Microsoft is turning vacations, walks around the neighborhood and nature hikes into an opportunity for users of its Bing mobile apps to learn more about their surroundings and help improve the company’s artificial intelligence technologies along the way.
The software giant has added new intelligent visual search technology to the Bing mobile apps for Android and iOS, along with the Microsoft launcher app for Android (formerly Arrow Launcher), that enables users to point their cameras at the landmarks and objects they encounter during their wanderings and get more information about them. The feature is one of the many ways the company is showcasing how its AI and machine learning technologies can be baked into applications, starting with its own.
“The visual search feature uses Microsoft’s computer vision algorithms, which are trained with datasets containing vast amounts of labeled images, as well as images from around the web. From the training images, the algorithms learn to recognize dogs from cats, for example, and roses from daisies,” explained Microsoft AI writer John Roach in a June 21 blog post.
“What’s more, the learning process is never done; the performance of the algorithms improves as they get more data,” he added.
Microsoft envisions developers taking its computer vision technology and using it in their own apps, and the company has been steadily releasing tools that simplify embedding AI capabilities into third-party software. For example, mobile developers can use Custom Vision Service’s code-free, AI model export feature to add image recognition functionality to iOS and Android apps.
Custom Vision, part of the Azure Cognitive Services suite of cloud services, allows users to train, deploy and optimize image classifiers. In May, Microsoft revealed that the offering was the first Azure Cognitive Service to make the leap from the cloud to the edge, setting the stage for drones and internet of things (IoT) devices that can process visual information without connecting to the cloud service.
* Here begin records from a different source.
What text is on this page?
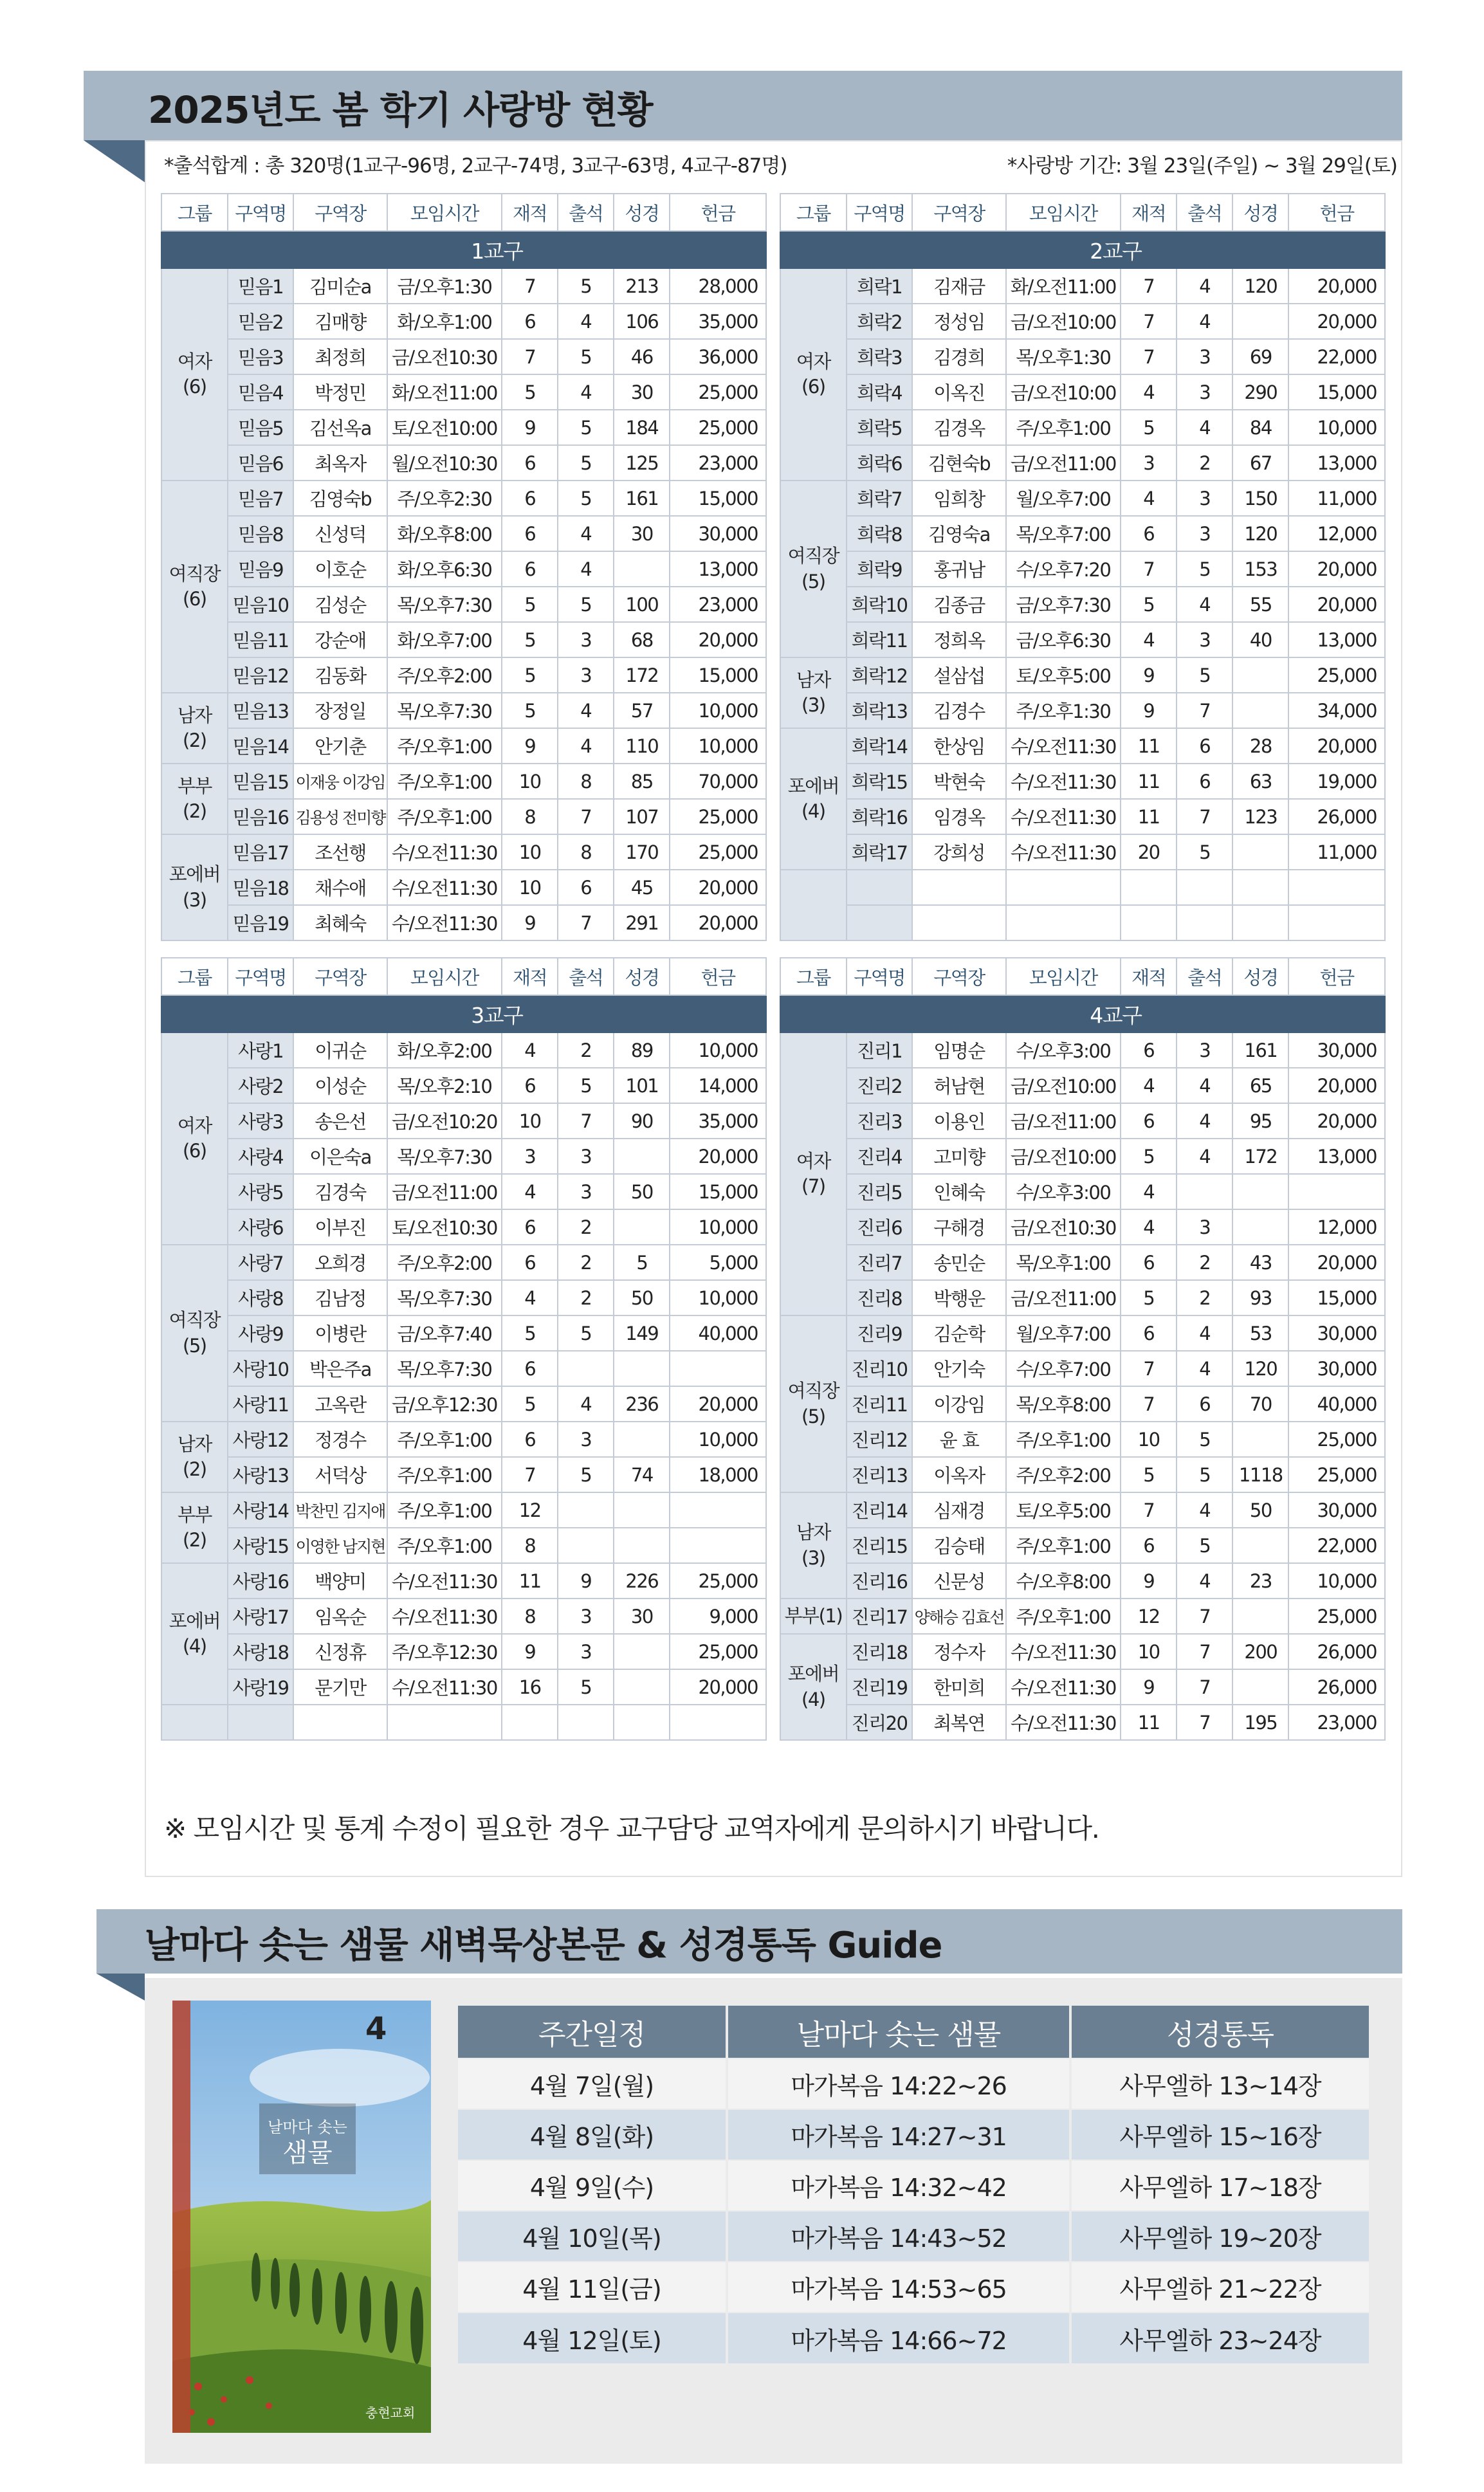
2025년도 봄 학기 사랑방 현황
*출석합계 : 총 320명(1교구-96명, 2교구-74명, 3교구-63명, 4교구-87명)	*사랑방 기간: 3월 23일(주일) ~ 3월 29일(토)
그룹	구역명	구역장	모임시간	재적	출석	성경	헌금
	1교구						
여자
(6)	믿음1	김미순a	금/오후1:30	7	5	213	28,000
	믿음2	김매향	화/오후1:00	6	4	106	35,000
	믿음3	최정희	금/오전10:30	7	5	46	36,000
	믿음4	박정민	화/오전11:00	5	4	30	25,000
	믿음5	김선옥a	토/오전10:00	9	5	184	25,000
	믿음6	최옥자	월/오전10:30	6	5	125	23,000
여직장
(6)	믿음7	김영숙b	주/오후2:30	6	5	161	15,000
	믿음8	신성덕	화/오후8:00	6	4	30	30,000
	믿음9	이호순	화/오후6:30	6	4		13,000
	믿음10	김성순	목/오후7:30	5	5	100	23,000
	믿음11	강순애	화/오후7:00	5	3	68	20,000
	믿음12	김동화	주/오후2:00	5	3	172	15,000
남자
(2)	믿음13	장정일	목/오후7:30	5	4	57	10,000
	믿음14	안기춘	주/오후1:00	9	4	110	10,000
부부
(2)	믿음15	이재웅 이강임	주/오후1:00	10	8	85	70,000
	믿음16	김용성 전미향	주/오후1:00	8	7	107	25,000
포에버
(3)	믿음17	조선행	수/오전11:30	10	8	170	25,000
	믿음18	채수애	수/오전11:30	10	6	45	20,000
	믿음19	최혜숙	수/오전11:30	9	7	291	20,000
그룹	구역명	구역장	모임시간	재적	출석	성경	헌금
	2교구						
여자
(6)	희락1	김재금	화/오전11:00	7	4	120	20,000
	희락2	정성임	금/오전10:00	7	4		20,000
	희락3	김경희	목/오후1:30	7	3	69	22,000
	희락4	이옥진	금/오전10:00	4	3	290	15,000
	희락5	김경옥	주/오후1:00	5	4	84	10,000
	희락6	김현숙b	금/오전11:00	3	2	67	13,000
여직장
(5)	희락7	임희창	월/오후7:00	4	3	150	11,000
	희락8	김영숙a	목/오후7:00	6	3	120	12,000
	희락9	홍귀남	수/오후7:20	7	5	153	20,000
	희락10	김종금	금/오후7:30	5	4	55	20,000
	희락11	정희옥	금/오후6:30	4	3	40	13,000
남자
(3)	희락12	설삼섭	토/오후5:00	9	5		25,000
	희락13	김경수	주/오후1:30	9	7		34,000
포에버
(4)	희락14	한상임	수/오전11:30	11	6	28	20,000
	희락15	박현숙	수/오전11:30	11	6	63	19,000
	희락16	임경옥	수/오전11:30	11	7	123	26,000
	희락17	강희성	수/오전11:30	20	5		11,000

그룹	구역명	구역장	모임시간	재적	출석	성경	헌금
	3교구						
여자
(6)	사랑1	이귀순	화/오후2:00	4	2	89	10,000
	사랑2	이성순	목/오후2:10	6	5	101	14,000
	사랑3	송은선	금/오전10:20	10	7	90	35,000
	사랑4	이은숙a	목/오후7:30	3	3		20,000
	사랑5	김경숙	금/오전11:00	4	3	50	15,000
	사랑6	이부진	토/오전10:30	6	2		10,000
여직장
(5)	사랑7	오희경	주/오후2:00	6	2	5	5,000
	사랑8	김남정	목/오후7:30	4	2	50	10,000
	사랑9	이병란	금/오후7:40	5	5	149	40,000
	사랑10	박은주a	목/오후7:30	6			
	사랑11	고옥란	금/오후12:30	5	4	236	20,000
남자
(2)	사랑12	정경수	주/오후1:00	6	3		10,000
	사랑13	서덕상	주/오후1:00	7	5	74	18,000
부부
(2)	사랑14	박찬민 김지애	주/오후1:00	12			
	사랑15	이영한 남지현	주/오후1:00	8			
포에버
(4)	사랑16	백양미	수/오전11:30	11	9	226	25,000
	사랑17	임옥순	수/오전11:30	8	3	30	9,000
	사랑18	신정휴	주/오후12:30	9	3		25,000
	사랑19	문기만	수/오전11:30	16	5		20,000

그룹	구역명	구역장	모임시간	재적	출석	성경	헌금
	4교구						
여자
(7)	진리1	임명순	수/오후3:00	6	3	161	30,000
	진리2	허남현	금/오전10:00	4	4	65	20,000
	진리3	이용인	금/오전11:00	6	4	95	20,000
	진리4	고미향	금/오전10:00	5	4	172	13,000
	진리5	인혜숙	수/오후3:00	4			
	진리6	구해경	금/오전10:30	4	3		12,000
	진리7	송민순	목/오후1:00	6	2	43	20,000
	진리8	박행운	금/오전11:00	5	2	93	15,000
여직장
(5)	진리9	김순학	월/오후7:00	6	4	53	30,000
	진리10	안기숙	수/오후7:00	7	4	120	30,000
	진리11	이강임	목/오후8:00	7	6	70	40,000
	진리12	윤 효	주/오후1:00	10	5		25,000
	진리13	이옥자	주/오후2:00	5	5	1118	25,000
남자
(3)	진리14	심재경	토/오후5:00	7	4	50	30,000
	진리15	김승태	주/오후1:00	6	5		22,000
	진리16	신문성	수/오후8:00	9	4	23	10,000
부부(1)	진리17	양해승 김효선	주/오후1:00	12	7		25,000
포에버
(4)	진리18	정수자	수/오전11:30	10	7	200	26,000
	진리19	한미희	수/오전11:30	9	7		26,000
	진리20	최복연	수/오전11:30	11	7	195	23,000
※ 모임시간 및 통계 수정이 필요한 경우 교구담당 교역자에게 문의하시기 바랍니다.
날마다 솟는 샘물 새벽묵상본문 & 성경통독 Guide
4
날마다 솟는
샘물
충현교회
주간일정	날마다 솟는 샘물	성경통독
4월 7일(월)	마가복음 14:22~26	사무엘하 13~14장
4월 8일(화)	마가복음 14:27~31	사무엘하 15~16장
4월 9일(수)	마가복음 14:32~42	사무엘하 17~18장
4월 10일(목)	마가복음 14:43~52	사무엘하 19~20장
4월 11일(금)	마가복음 14:53~65	사무엘하 21~22장
4월 12일(토)	마가복음 14:66~72	사무엘하 23~24장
Google and IBM Advance Computer Vision
Of course, Microsoft’s rivals aren’t sitting still on the computer vision front. DeepMind, a subsidiary of Google’s parent company Alphabet, recently unveiled a system that can re-create 3D scenes from 2D images.
Using a new framework called Generative Query Network (GQN), machines are trained with only the data they obtain themselves, essentially enabling them to learn based on the information they gather from their surroundings, explained DeepMind research scientists S. M. Ali Eslami and Danilo Jimenez Rezende in a June 14 announcement. Using the technology, DeepMind’s researchers were able to devise a renderer that can re-create a 3D scene from information the system observed in a flat 2D image.
Meanwhile, IBM is working on a stereo vision system that can capture scenes in 3D, similar to the way the human brain can perceive depth from the information produced by a pair of eyes. Powered by the company’s TrueNorth chips for AI neural networks, the system can detect an object’s location and distance using less power than conventional systems, paving the way for high-performance vision systems for autonomous vehicles.